Where to put your bin

  • If possible, position your bin(s) on a patch of earth, this way all the soil organisms that are going to be turning your waste into compost can easily make their way into the heap.
  • If possible position your heap somewhere that gets the sun, the more the better. this is because heat speeds up the composting process, the soil organisms are more active when it’s warmer.
  • It’s best not to position the heap under trees as this both shades the heap from the sun, but also from the rain…the heap does need to be kept moist.

Making the compost

  • This is much easier than you think, simply add the ingredients as they become available making sure that you are putting in a good mix of green and brown material.  Too much green material and you risk ending up with a soggy smelly mess; Too much brown material and your heap will be too dry.
  • It can help to add a compost activator.  You can either buy these……….or you can do it the free way like I do i.e. pee on it (or if you’re a girl like me you might want to use a bucket first!).

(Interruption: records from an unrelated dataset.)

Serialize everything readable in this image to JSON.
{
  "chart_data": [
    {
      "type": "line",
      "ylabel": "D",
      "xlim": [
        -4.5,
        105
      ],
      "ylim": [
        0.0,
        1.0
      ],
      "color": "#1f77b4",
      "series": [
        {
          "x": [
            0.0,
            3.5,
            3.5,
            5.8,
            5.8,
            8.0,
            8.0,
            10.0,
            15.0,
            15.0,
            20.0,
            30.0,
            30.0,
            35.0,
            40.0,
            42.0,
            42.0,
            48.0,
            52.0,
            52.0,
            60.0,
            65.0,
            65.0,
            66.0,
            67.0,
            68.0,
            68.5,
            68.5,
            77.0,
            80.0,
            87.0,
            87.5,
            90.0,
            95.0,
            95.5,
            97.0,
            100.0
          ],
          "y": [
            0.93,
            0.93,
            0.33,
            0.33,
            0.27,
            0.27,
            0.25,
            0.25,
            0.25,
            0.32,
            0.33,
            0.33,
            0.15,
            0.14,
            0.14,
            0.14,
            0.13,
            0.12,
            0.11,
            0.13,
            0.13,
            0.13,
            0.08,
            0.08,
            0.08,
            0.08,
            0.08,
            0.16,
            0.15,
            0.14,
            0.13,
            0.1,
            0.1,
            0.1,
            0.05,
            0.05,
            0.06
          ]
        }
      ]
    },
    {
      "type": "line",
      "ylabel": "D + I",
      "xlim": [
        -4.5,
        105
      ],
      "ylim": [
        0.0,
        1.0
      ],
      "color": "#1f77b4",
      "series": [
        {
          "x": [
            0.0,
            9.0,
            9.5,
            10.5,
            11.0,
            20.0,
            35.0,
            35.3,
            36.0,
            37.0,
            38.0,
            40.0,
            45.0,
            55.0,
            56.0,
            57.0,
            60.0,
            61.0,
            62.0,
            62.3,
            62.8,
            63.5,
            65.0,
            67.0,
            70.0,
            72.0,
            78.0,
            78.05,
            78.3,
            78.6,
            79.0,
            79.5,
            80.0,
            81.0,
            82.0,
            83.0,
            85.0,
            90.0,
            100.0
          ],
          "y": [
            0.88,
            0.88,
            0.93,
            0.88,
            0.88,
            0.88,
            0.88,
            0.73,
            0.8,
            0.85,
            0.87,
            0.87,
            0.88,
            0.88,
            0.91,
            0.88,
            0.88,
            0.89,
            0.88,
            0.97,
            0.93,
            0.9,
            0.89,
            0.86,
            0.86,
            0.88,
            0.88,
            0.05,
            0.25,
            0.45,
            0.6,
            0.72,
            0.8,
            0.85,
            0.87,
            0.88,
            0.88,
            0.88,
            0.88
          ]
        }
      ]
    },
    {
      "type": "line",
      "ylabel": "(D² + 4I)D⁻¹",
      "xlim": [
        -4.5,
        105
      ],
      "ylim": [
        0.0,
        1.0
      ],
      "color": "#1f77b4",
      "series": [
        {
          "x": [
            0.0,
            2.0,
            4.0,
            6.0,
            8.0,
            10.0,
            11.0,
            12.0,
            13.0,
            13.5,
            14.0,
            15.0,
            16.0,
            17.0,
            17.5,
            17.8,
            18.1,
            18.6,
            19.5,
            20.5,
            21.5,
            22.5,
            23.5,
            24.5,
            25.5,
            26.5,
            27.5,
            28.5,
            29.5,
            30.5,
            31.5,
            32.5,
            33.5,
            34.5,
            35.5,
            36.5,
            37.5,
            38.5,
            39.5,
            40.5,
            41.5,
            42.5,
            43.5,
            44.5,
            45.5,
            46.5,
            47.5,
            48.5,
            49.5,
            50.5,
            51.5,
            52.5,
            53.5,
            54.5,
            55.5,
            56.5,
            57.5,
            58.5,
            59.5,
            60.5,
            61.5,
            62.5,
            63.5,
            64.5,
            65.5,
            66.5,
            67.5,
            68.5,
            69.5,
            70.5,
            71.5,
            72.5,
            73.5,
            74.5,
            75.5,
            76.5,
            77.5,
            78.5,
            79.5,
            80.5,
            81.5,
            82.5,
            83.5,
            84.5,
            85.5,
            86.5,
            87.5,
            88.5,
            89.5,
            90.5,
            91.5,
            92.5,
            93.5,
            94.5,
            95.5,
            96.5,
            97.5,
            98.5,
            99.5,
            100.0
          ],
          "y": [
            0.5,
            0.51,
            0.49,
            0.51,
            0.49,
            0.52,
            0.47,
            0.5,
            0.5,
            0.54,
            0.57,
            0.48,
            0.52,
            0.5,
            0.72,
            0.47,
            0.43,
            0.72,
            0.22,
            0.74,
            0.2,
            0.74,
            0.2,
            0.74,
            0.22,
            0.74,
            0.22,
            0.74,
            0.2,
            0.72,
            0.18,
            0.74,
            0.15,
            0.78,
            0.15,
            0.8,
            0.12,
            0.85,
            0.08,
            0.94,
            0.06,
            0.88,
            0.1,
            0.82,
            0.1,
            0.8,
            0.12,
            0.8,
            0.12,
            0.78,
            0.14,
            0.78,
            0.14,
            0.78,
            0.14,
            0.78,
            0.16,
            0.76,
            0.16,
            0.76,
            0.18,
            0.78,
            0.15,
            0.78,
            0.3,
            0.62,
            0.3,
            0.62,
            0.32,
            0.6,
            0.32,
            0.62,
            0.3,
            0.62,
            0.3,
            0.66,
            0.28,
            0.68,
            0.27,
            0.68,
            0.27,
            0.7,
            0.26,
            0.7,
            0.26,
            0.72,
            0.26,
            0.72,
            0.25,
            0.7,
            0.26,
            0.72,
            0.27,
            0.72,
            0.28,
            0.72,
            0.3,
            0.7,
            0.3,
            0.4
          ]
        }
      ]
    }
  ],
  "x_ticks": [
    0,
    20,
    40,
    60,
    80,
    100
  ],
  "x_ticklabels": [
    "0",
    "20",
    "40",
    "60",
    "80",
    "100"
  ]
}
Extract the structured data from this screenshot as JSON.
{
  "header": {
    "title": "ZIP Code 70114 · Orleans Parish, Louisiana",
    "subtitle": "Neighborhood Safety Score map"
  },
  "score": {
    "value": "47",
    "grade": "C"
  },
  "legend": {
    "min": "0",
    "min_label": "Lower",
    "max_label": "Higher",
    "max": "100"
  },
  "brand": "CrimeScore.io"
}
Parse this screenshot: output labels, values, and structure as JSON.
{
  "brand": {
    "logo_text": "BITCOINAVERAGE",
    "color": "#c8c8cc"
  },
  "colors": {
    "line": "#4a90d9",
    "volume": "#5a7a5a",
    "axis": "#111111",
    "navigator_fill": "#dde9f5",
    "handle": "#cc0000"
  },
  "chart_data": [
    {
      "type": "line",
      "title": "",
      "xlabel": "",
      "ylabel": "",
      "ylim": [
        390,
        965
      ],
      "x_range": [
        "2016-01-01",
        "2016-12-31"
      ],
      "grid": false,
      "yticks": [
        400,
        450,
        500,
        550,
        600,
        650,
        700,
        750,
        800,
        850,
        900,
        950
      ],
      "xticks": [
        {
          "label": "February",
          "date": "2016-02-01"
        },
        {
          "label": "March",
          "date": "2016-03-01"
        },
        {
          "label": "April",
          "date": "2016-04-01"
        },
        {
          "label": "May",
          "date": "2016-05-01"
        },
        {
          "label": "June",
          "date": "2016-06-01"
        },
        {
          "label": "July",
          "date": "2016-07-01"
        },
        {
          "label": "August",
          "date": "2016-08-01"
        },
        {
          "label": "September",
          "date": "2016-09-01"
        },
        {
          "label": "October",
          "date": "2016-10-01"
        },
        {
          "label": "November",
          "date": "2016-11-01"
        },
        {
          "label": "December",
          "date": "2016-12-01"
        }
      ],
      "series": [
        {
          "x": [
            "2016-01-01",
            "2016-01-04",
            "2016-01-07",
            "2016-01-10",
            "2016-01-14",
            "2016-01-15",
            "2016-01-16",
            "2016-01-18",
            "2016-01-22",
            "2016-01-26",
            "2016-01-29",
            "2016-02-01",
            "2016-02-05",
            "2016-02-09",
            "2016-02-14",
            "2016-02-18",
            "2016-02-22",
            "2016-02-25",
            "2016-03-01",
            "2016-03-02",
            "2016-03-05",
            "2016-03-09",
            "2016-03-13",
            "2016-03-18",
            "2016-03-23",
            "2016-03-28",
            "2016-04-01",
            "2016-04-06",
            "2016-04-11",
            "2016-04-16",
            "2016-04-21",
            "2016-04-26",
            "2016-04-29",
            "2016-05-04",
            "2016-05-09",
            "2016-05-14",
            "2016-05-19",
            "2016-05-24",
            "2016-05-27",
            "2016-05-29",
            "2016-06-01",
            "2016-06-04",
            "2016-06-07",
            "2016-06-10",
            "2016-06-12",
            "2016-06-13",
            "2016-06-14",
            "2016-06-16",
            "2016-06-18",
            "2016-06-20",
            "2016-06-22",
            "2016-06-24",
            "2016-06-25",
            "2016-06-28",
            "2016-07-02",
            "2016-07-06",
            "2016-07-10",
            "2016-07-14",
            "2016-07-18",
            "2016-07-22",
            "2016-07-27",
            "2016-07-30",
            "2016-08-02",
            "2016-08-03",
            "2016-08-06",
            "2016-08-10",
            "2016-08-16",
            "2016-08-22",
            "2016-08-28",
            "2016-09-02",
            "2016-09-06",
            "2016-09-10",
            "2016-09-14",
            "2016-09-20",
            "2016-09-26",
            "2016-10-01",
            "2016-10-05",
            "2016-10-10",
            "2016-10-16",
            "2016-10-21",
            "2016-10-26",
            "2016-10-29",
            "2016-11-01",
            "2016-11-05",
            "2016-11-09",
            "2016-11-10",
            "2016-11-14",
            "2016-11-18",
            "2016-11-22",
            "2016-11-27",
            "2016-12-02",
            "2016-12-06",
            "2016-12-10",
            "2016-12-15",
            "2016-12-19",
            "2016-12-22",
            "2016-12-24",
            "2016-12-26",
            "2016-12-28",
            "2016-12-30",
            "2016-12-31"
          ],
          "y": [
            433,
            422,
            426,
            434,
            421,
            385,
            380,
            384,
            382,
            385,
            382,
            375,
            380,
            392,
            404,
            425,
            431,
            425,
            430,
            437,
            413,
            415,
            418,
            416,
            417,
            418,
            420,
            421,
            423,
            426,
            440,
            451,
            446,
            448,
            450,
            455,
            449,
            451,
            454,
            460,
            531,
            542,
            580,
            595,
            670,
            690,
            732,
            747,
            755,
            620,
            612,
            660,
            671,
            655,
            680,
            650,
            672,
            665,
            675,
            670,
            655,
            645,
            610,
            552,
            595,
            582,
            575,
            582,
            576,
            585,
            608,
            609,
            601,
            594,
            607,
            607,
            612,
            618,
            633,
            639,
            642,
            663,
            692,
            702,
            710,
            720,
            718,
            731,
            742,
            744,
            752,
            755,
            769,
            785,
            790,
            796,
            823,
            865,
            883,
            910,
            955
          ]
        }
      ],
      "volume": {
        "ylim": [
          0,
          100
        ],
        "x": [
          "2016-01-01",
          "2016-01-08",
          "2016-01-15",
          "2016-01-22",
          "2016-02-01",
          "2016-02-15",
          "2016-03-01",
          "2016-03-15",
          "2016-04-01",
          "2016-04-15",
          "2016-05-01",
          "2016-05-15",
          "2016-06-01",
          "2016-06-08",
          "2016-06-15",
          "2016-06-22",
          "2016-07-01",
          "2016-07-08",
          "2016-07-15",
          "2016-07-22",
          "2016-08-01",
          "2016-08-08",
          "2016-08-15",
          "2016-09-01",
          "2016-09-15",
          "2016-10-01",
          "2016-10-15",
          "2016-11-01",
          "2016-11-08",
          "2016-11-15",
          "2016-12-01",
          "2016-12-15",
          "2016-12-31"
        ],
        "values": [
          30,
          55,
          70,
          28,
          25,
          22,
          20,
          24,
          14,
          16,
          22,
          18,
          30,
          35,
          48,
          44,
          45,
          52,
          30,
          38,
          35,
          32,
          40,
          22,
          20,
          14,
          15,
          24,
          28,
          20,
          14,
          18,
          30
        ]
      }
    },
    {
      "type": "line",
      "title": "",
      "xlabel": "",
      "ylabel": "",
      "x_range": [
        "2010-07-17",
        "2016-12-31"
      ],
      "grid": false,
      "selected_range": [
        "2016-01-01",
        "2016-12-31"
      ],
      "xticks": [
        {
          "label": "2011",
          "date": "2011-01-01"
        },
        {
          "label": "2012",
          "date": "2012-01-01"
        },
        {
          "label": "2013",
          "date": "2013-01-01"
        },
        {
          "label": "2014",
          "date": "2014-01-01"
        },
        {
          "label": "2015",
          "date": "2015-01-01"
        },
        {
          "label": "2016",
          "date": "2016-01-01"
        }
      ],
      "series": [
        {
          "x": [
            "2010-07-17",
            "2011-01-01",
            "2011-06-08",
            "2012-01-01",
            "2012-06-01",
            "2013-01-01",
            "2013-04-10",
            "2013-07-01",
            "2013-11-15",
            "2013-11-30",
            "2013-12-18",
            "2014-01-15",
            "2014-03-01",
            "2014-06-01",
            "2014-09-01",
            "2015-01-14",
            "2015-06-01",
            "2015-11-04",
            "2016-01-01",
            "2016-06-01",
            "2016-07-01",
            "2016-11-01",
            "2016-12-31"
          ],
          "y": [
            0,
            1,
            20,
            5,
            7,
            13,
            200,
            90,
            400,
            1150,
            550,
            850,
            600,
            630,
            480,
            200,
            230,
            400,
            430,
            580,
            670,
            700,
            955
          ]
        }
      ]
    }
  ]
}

This acts to stimulate the bacteria etc that will do the decomposing.
  • Now for the hard work…..or not depending on how patient you are, how much time you have, and how much effort you want to put in.  As with all things, the more effort and time you put in the quicker the result…but not necessarily better.  Basically a compost heap needs turning to aerate it i.e. let air in so that all the nice organisms can work (if there is no air you get bad organism and a smelly heap!).  Now how often do you turn it, that is the question?  Well you can turn it as often as you like within reason, the more often you turn your heap (e.g. once a month) the quicker it will tun into compost.  This is where the 2 bins come in, because it is much easier to turn your compost out of one bin into another. 
  • To turn the heap, the best way is to use a fork and lift it over into your second bin, giving it a good shake as you empty it into the bin so as to break it up.
  • Although I have said that the more often you turn your heap the quicker it will compost, you can still make good compost even if you don’t have the time or the inclination to put in all that effort (like me, I don’t have the time).  I simply turn my heap once or possibly twice a year, once one heap is full I think about turning it into the other bin and starting a fresh heap, that way I always have one heap decomposing and the other collecting stuff.

Using your lovely compost

  • As a soil improver – will add nutrients to your soil, improve the soil structure which in turn will help it hold onto both nutrients and water.
  • As a mulch – will help retain moisture, supress weeds, and eventually also improve soil structure and nutrients as it is drawn down by earthworms.
  • As a potting compost – can be mixed wih loam, sand, grit to make your very own potting compost.


So there you have it, composting in a nutshell!

I think I’ve covered the basics although I’m sure I’ve missed thngs out, please feel free to add comments or tips.